The innkeeper, a young Scholar woman around Musa’s age, emerges from the kitchen with a tray of food. She sweeps toward us, the tantalizing scents of pumpkin stew and garlic flatbread preceding her.

“Musa, love.” The innkeeper sets down the food and I am suddenly starving. “You won’t stay another night?”

“Sorry, Haina.” He flips a gold mark at her and she catches it deftly. “That should cover the rooms.”

“And then some.” Haina pockets the coin. “Nikla’s raised Scholar taxes again. Nyla’s bakery was shuttered last week when she couldn’t pay.”

“We’ve lost our greatest ally.” Musa speaks of old King Irmand, who’s been ill for weeks. “It’s only going to get worse.”

“You were married to the princess,” Haina says. “Couldn’t you talk to her?”

The Scholar offers her a wry smile. “Not unless you want your taxes even higher.”

Haina departs and Musa claims the stew. Darin swipes a platter of fried okra still popping with oil.

“You ate four ears of street corn an hour ago,” I hiss at him, grappling for a basket of bread.

As I wrest it free, the door blows open. Snow drifts into the room, along with a tall, slender woman. Her silvery-blonde crown braid is mostly hidden beneath a hood. The screaming bird on her breastplate flashes for an instant before she draws her cloak over it and strides to our table.

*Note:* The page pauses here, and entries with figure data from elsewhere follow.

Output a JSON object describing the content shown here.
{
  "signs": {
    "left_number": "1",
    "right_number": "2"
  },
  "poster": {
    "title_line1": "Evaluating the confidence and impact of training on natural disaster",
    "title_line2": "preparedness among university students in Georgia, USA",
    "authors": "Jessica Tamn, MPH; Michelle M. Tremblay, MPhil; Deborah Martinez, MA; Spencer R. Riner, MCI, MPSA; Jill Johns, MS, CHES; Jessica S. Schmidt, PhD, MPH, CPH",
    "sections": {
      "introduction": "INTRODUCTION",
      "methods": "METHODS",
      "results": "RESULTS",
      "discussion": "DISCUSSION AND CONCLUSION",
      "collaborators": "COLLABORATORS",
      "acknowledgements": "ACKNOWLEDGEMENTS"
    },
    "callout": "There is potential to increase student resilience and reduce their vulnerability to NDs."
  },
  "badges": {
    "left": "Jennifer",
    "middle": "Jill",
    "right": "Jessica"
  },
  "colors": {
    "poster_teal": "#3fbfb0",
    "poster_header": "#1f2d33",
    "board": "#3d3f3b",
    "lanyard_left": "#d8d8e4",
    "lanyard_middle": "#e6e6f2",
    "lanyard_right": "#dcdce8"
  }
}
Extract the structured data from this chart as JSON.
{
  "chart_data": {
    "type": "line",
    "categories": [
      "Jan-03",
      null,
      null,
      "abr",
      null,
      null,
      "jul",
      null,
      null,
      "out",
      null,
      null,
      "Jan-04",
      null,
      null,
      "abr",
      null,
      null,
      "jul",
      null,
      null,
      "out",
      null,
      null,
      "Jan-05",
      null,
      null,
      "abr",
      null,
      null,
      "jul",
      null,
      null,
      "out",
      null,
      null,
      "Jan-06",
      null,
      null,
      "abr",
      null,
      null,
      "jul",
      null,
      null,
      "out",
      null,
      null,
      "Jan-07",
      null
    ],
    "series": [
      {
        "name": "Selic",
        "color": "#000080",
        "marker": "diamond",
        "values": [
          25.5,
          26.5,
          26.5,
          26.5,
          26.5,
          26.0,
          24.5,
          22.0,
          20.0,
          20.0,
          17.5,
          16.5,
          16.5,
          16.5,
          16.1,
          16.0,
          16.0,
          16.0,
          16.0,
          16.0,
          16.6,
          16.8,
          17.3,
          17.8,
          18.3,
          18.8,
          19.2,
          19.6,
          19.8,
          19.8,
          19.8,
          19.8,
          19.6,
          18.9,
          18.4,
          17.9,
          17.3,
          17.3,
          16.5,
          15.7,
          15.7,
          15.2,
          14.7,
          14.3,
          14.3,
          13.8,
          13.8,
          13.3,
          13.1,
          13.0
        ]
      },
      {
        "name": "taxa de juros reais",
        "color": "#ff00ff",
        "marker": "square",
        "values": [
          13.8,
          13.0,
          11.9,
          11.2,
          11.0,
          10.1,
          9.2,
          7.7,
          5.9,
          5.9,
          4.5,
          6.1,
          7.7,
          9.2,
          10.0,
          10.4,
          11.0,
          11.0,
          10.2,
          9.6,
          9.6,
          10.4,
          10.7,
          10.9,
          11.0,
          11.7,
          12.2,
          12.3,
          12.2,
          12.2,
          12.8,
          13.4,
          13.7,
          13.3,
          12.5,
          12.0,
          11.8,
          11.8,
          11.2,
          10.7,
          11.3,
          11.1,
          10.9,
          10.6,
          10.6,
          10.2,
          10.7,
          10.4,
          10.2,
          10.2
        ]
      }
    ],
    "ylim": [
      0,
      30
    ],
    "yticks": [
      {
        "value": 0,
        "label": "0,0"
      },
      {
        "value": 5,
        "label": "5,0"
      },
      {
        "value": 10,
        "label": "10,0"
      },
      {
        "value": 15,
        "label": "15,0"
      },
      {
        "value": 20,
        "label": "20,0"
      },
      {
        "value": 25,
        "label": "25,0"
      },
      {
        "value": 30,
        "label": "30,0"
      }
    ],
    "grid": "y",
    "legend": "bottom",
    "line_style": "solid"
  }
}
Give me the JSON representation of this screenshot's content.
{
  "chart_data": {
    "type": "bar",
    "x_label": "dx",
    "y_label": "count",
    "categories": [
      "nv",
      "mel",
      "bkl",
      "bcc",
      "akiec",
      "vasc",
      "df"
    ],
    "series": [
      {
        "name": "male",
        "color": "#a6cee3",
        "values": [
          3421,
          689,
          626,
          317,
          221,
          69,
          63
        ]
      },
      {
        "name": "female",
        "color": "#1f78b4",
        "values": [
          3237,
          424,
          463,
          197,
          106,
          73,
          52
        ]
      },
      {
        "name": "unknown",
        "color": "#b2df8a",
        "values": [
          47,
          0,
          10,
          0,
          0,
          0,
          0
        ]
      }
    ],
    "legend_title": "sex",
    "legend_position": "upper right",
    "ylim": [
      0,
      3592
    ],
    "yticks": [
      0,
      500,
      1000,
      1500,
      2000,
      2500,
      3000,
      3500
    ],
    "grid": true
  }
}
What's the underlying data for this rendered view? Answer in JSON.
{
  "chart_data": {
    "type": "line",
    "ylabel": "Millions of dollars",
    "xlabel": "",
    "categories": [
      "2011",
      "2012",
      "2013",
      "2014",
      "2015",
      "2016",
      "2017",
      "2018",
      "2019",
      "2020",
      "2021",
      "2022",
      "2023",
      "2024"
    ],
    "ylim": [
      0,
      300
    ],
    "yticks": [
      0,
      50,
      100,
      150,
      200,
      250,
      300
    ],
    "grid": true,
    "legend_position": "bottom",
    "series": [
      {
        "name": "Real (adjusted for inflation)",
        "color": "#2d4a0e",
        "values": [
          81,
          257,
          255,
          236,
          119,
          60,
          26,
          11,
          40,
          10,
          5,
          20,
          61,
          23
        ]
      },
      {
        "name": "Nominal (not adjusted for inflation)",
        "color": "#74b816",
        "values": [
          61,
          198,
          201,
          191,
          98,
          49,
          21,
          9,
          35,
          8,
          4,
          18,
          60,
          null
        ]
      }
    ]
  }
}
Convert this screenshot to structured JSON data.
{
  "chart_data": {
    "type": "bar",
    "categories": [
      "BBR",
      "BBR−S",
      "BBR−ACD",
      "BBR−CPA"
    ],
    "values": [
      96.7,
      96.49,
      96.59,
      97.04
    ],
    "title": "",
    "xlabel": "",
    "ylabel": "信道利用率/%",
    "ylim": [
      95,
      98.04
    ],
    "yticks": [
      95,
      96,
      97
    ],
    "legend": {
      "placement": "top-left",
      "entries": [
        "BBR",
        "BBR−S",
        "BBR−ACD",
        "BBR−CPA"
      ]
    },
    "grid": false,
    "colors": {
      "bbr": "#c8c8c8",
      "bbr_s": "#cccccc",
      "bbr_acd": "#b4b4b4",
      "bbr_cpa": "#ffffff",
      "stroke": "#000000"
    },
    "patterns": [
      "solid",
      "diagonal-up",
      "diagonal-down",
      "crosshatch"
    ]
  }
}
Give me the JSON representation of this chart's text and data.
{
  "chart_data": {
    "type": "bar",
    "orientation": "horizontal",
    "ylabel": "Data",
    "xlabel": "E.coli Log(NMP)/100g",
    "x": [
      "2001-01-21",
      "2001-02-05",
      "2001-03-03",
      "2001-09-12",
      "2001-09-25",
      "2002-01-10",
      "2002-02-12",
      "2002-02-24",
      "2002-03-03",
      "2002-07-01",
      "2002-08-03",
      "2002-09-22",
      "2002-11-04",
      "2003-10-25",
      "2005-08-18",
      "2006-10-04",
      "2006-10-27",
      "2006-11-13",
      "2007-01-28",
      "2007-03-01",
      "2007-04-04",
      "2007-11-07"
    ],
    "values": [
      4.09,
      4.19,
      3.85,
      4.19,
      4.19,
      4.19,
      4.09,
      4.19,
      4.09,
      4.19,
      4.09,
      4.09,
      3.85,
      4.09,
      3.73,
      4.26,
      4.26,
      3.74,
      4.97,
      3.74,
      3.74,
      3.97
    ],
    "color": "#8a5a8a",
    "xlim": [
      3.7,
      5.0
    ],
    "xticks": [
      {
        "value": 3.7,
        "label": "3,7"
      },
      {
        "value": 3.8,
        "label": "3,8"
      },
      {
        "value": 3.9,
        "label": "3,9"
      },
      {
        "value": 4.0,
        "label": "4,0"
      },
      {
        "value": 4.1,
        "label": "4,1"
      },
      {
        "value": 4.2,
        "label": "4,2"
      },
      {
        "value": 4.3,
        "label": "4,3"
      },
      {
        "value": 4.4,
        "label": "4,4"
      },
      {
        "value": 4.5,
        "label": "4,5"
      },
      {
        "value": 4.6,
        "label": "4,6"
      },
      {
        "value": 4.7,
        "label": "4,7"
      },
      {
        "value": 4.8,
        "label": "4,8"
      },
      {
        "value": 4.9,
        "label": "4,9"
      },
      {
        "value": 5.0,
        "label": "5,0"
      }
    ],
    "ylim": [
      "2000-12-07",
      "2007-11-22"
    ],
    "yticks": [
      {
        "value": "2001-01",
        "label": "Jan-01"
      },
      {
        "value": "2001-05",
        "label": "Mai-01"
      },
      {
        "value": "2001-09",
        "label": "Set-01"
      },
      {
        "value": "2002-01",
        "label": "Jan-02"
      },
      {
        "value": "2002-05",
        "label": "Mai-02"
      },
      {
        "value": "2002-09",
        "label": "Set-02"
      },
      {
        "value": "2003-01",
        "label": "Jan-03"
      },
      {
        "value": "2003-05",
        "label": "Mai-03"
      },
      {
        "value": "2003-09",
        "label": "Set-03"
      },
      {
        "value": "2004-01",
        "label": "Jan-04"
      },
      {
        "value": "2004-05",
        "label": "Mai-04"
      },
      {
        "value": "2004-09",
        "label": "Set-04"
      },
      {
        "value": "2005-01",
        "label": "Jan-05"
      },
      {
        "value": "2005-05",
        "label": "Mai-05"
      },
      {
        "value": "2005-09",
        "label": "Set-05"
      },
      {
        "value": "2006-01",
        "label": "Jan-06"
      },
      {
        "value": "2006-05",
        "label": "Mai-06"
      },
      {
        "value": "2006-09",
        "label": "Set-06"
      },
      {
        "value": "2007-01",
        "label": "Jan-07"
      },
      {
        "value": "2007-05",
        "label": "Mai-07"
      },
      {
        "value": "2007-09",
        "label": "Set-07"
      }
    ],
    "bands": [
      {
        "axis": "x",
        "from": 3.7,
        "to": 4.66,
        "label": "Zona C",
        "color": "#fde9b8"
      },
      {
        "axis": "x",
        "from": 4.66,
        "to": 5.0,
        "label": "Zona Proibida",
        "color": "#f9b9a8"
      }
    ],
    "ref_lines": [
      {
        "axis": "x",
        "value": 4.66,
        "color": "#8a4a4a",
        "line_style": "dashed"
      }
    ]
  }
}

“That smells incredible.” The Blood Shrike of the Martial Empire drops into the seat across from Musa and takes his food.

At his petulant expression, she shrugs. “Ladies first. That goes for you too, smith.” She slides Darin’s groaning plate toward me and I dig in.

“Well?” Musa says to the Shrike. “Did that shiny bird on your armor get you in to see the king?”

The Blood Shrike’s pale eyes flash. “Your wife,” she says, “is a pain in the a—”

“Estranged wife.” Musa says. A reminder that once, they adored each other. No longer. A bitter ending to what they hoped was a lifelong love.

It is a feeling I know well.

Elias Veturius saunters into my mind, though I have tried to lock him out. He appears as I last saw him, sharp-eyed and aloof outside the Waiting Place. We are, all of us, just visitors in each other’s lives, he’d said. You will forget my visit soon enough.

“What did the princess say?” Darin asks the Shrike, and I push Elias from my head.

“She didn’t speak to me. Her steward said the princess would hear my appeal when King Irmand’s health improved.”

The Martial glares at Musa, as if he is the one who has refused an audience. “Keris bleeding Veturia is sitting in Serra, beheading every ambassador Nikla has sent. The Mariners have no other allies in the Empire. Why is she refusing to see me?”

“I’d love to know,” Musa says, and an iridescent flicker near his face tells me that his wights, tiny winged creatures who serve as his spies, are near. “But while I have eyes in many places, Blood Shrike, the inside of Nikla’s mind isn’t one of them.”

“I should be back in Delphinium.” The Shrike stares out at the howling snowstorm. “My family needs me.”

Worry furrows her brow, uncharacteristic on a face so studied. In the five months since we escaped Antium, the Blood Shrike has thwarted a dozen attempts to assassinate young Emperor Zacharias. The child has enemies among the Karkauns as well as Keris’s allies in the south. And they are relentless.

“We expected this,” Darin says. “Are we decided, then?”

The Blood Shrike and I nod, but Musa clears his throat.